Updates provided on deucrictibant, a potential HAE medicine currently being trialled in patients

A series of updates on deucrictibant, which is currently undergoing testing amongst HAE patients, were provided by the pharmaceutical company Pharvaris. The key updates shared with HAEi were:

  • RAPIDe-3, a pivotal global Phase 3 study evaluating deucrictibant immediate-release capsule (20 mg) for the on-demand treatment of HAE attacks in adults and adolescents (12 years and older), reached target enrollment in March 2025; the study continues to assess HAE attacks in approximately 120 participants.
  • CHAPTER-3 is a randomized, double-blind, placebo-controlled Phase 3 study of orally administered deucrictibant extended-release tablet for the prophylaxis against angioedema attacks in adults and adolescents (12 years and older) with HAE. The study aims to enroll approximately 81 participants and randomize them in a 2:1 ratio to receive deucrictibant extended-release tablet (40 mg/day), which is the intended commercial dosage, or placebo, once daily for 24 weeks. Pharvaris anticipates announcing topline data of CHAPTER-3 in the second half of 2026.
  • Data from a recent food effect study, which further supports that the extended-release tablet can be administered with or without food, will be presented at an upcoming medical congress.
  • Following review of preclinical and clinical data, the U.S. Food and Drug Administration (FDA) has accepted Pharvaris’ TQT (through QT) study waiver requests. These waivers apply to the prophylactic program (IND153097) for deucrictibant extended-release formulation and the on-demand program (IND155872) for deucrictibant immediate-release formulation. Previously, Pharvaris has presented clinical and nonclinical data demonstrating that deucrictibant has no evident effect on cardiovascular parameters.
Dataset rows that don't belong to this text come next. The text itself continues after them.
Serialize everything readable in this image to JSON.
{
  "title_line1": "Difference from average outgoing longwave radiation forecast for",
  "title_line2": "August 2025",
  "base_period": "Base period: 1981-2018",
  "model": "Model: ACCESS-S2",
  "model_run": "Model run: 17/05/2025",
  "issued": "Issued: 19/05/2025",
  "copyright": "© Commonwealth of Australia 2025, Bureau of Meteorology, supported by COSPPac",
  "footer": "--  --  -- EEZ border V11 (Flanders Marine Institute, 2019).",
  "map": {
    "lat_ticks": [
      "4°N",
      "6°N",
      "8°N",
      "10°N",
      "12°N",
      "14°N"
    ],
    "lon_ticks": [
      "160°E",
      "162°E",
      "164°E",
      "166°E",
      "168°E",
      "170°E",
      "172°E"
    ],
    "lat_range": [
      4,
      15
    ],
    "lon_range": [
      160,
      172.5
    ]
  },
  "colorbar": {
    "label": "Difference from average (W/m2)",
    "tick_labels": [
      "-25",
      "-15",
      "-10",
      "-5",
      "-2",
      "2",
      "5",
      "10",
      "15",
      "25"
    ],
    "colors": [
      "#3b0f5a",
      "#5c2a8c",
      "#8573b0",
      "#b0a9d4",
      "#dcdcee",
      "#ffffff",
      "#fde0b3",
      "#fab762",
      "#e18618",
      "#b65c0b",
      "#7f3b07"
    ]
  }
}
Berndt Modig, Chief Executive Officer of Pharvaris, said: “Our interactions with the HAE community combined with the regulatory receipt of orphan drug designation for deucrictibant in both the U.S. and EU, strengthen our belief that deucrictibant has the potential to address unmet needs of people living with all types of bradykinin-mediated angioedema, including those with HAE with normal C1 inhibitor and with AAE-C1INH. We will detail our plans to expand the potential treatment opportunities of deucrictibant beyond people with HAE type 1/2 during an R&D call in June. We are diligently working to achieve our clinical, regulatory, and pre-commercial aspirations for 2025 and bring deucrictibant to people living with bradykinin-mediated angioedema.”